Events may be automatically expired after some time in the working memory. Typically this happens when, based on the existing rules in the knowledge base, the event can no longer match and activate any rules. It is also possible to explicitly define when an event should expire.
@expires( <timeOffset> )
The value of timeOffset is a temporal interval in the form:
[#d][#h][#m][#s][#[ms]]
Where [ ] means an optional parameter and # means a numeric value.
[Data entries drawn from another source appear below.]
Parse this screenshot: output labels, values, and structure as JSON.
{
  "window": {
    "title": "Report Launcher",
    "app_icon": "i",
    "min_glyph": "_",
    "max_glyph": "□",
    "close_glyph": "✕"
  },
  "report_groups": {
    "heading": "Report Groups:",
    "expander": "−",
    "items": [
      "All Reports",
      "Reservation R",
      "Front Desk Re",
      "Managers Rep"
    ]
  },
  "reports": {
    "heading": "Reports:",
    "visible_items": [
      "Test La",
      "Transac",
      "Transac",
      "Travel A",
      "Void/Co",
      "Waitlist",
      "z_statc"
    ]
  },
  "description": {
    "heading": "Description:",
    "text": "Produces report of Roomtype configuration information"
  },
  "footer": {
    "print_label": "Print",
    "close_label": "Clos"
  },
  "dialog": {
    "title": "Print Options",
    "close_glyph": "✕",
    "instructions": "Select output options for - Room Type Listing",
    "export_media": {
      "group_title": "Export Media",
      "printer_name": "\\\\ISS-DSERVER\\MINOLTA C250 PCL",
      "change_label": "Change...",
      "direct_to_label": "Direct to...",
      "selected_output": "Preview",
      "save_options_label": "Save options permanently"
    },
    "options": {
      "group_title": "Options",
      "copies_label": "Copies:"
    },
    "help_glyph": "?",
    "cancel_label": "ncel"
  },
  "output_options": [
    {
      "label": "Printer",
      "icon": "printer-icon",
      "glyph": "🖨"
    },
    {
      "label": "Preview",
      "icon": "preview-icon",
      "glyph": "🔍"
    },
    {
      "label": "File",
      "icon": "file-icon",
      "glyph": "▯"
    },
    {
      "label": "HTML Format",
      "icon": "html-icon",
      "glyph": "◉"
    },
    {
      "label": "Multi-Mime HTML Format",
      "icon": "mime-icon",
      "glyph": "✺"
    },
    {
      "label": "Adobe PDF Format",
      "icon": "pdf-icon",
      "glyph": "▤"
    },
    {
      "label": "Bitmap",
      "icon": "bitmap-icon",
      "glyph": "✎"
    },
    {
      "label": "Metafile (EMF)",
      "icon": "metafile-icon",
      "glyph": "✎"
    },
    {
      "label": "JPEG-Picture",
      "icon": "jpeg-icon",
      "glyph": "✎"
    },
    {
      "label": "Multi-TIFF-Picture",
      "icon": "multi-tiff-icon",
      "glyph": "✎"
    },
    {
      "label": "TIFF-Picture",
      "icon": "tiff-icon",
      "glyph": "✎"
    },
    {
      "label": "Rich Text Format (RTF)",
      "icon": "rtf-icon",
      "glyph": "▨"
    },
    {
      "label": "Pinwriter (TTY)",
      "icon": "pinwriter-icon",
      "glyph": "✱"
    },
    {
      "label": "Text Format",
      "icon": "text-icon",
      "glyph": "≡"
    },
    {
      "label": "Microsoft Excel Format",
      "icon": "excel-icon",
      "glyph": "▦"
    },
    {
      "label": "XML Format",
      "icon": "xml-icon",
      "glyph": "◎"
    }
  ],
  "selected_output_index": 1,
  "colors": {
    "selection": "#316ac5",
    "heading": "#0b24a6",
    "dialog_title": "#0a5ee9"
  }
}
So, to declare that the VoiceCall facts should be expired after 1 hour and 35 minutes after they are inserted into the working memory, you would write:
Example 2.7. declaring the expiration offset for the VoiceCall events
declare VoiceCall @role( event ) @timestamp( callDateTime ) @duration( callDuration ) @expires( 1h35m ) end
Reasoning over time requires a reference clock. To illustrate one example, if a rule reasons over the average price of a given stock over the last 60 minutes, how does the engine know what stock price changes happened over those 60 minutes in order to calculate the average? The obvious response is: by comparing the timestamp of the events with the "current time". How the engine knows what the time is now? Again, obviously, by querying the Session Clock.
The session clock implements a strategy pattern, allowing different types of clocks to be plugged and used by the engine. This is very important because the engine may be running in a set of different scenarios that may require different clock implementations. Soem examples are:
Rules testing: Testing always requires a controlled environment, and when the tests include rules with temporal constraints, it is necessary to not only control the input rules and facts, but also the flow of time.
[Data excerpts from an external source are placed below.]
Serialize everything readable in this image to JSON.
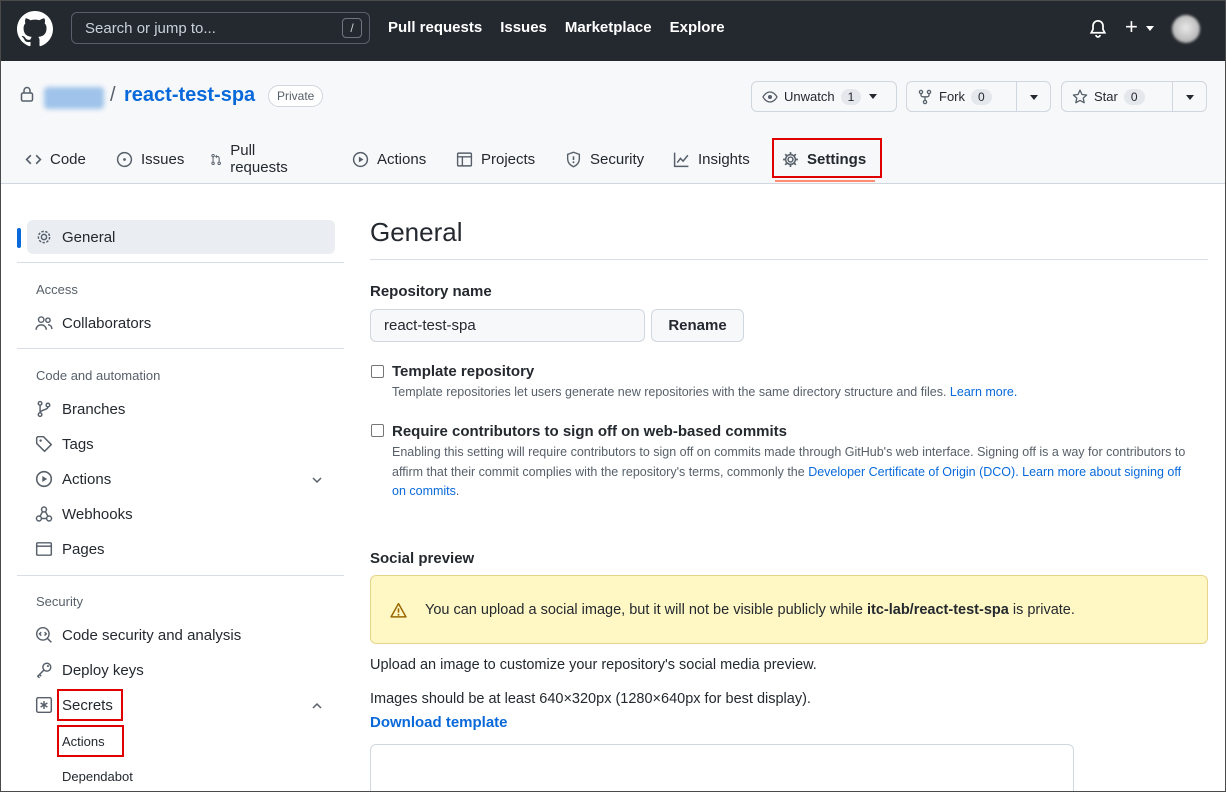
{
  "header": {
    "search_placeholder": "Search or jump to...",
    "search_key": "/",
    "nav": [
      "Pull requests",
      "Issues",
      "Marketplace",
      "Explore"
    ],
    "plus": "+"
  },
  "repo": {
    "separator": "/",
    "name": "react-test-spa",
    "visibility": "Private",
    "watch": {
      "label": "Unwatch",
      "count": "1"
    },
    "fork": {
      "label": "Fork",
      "count": "0"
    },
    "star": {
      "label": "Star",
      "count": "0"
    }
  },
  "tabs": [
    {
      "label": "Code",
      "icon": "code-icon"
    },
    {
      "label": "Issues",
      "icon": "issue-icon"
    },
    {
      "label": "Pull requests",
      "icon": "pull-request-icon"
    },
    {
      "label": "Actions",
      "icon": "play-icon"
    },
    {
      "label": "Projects",
      "icon": "table-icon"
    },
    {
      "label": "Security",
      "icon": "shield-icon"
    },
    {
      "label": "Insights",
      "icon": "graph-icon"
    },
    {
      "label": "Settings",
      "icon": "gear-icon",
      "selected": true
    }
  ],
  "sidebar": {
    "general": "General",
    "access_heading": "Access",
    "collaborators": "Collaborators",
    "code_automation_heading": "Code and automation",
    "branches": "Branches",
    "tags": "Tags",
    "actions": "Actions",
    "webhooks": "Webhooks",
    "pages": "Pages",
    "security_heading": "Security",
    "code_security": "Code security and analysis",
    "deploy_keys": "Deploy keys",
    "secrets": "Secrets",
    "secrets_actions": "Actions",
    "secrets_dependabot": "Dependabot"
  },
  "main": {
    "title": "General",
    "repo_name_label": "Repository name",
    "repo_name_value": "react-test-spa",
    "rename_button": "Rename",
    "template_label": "Template repository",
    "template_help": "Template repositories let users generate new repositories with the same directory structure and files.",
    "template_learn_more": "Learn more.",
    "signoff_label": "Require contributors to sign off on web-based commits",
    "signoff_help_1": "Enabling this setting will require contributors to sign off on commits made through GitHub's web interface. Signing off is a way for contributors to affirm that their commit complies with the repository's terms, commonly the",
    "signoff_dco_link": "Developer Certificate of Origin (DCO).",
    "signoff_learn_more": "Learn more about signing off on commits",
    "social_preview_label": "Social preview",
    "flash_pre": "You can upload a social image, but it will not be visible publicly while",
    "flash_repo": "itc-lab/react-test-spa",
    "flash_post": "is private.",
    "upload_text": "Upload an image to customize your repository's social media preview.",
    "size_text": "Images should be at least 640×320px (1280×640px for best display).",
    "download_template": "Download template"
  },
  "colors": {
    "header_bg": "#24292f",
    "link": "#0969da",
    "highlight_box": "#e00000",
    "flash_bg": "#fff8c5",
    "tab_underline": "#fd8c73"
  }
}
Regular execution: Uually, when running rules in production, an application will require a real time clock that allows the rules engine to react immediately to time progression.
Special environments: Specific environments may have specific requirements on time control. For example, clustered environments may require clock synchronization through heart beats, or JEE environments may require the use of an AppServer provided clock.
Rules replay or simulation: To replay or simulate scenarios it is necessary that the application controls the flow of time.
Drools 5 provides two clock implementations out of the box. The default is the real time clock, which is based on the system clock. There is also an optional pseudo clock, which is controlled by the application.
By default, Drools uses a real time clock implementation. This implementation uses the system clock to determine the current timestamp.
To explicitly configure the engine to use the real time clock, you set the session configuration parameter to "realtime":
KnowledgeSessionConfiguration config = KnowledgeBaseFactory.newKnowledgeSessionConfiguration(); config.setOption( ClockTypeOption.get("realtime") );
Drools also offers a clock implementation that is controlled by the application. This implememtation is that is called "Pseudo Clock". This clock is specially useful for unit testing temporal rules since it can be controlled by the application, making the results more deterministic.
To configure the pseudo session clock, you set the session configuration parameter to "pseudo":
KnowledgeSessionConfiguration config = KnowledgeBaseFactory.newKnowledgeSessionConfiguration(); config.setOption( ClockTypeOption.get("pseudo") );
An example of how to control the pseudo session clock is:
KnowledgeSessionConfiguration conf = KnowledgeBaseFactory.newKnowledgeSessionConfiguration(); conf.setOption( ClockTypeOption.get( "pseudo" ) ); StatefulKnowledgeSession session = kbase.newStatefulKnowledgeSession( conf, null ); SessionPseudoClock clock = session.getSessionClock(); // then, while inserting facts, advance the clock as necessary: FactHandle handle1 = session.insert( tick1 ); clock.advanceTime( 10, TimeUnit.SECONDS ); FactHandle handle2 = session.insert( tick2 ); clock.advanceTime( 30, TimeUnit.SECONDS ); FactHandle handle3 = session.insert( tick3 );
Most CEP use cases deal with streams of events. These streams can be provided to the application in various forms, such as JMS queues, flat text files, database tables, raw sockets, or even through web service calls. Regardless of the form they may take, the streams share a common set of characteristics:
Events in the stream are ordered by a timestamp. The timestamp may have different semantics for different streams but they are always ordered internally.
Volumes of events are usually high.
Atomic events are rarely useful by themselves. Usually meaning is extracted from the correlation between multiple events from the stream and also from other sources.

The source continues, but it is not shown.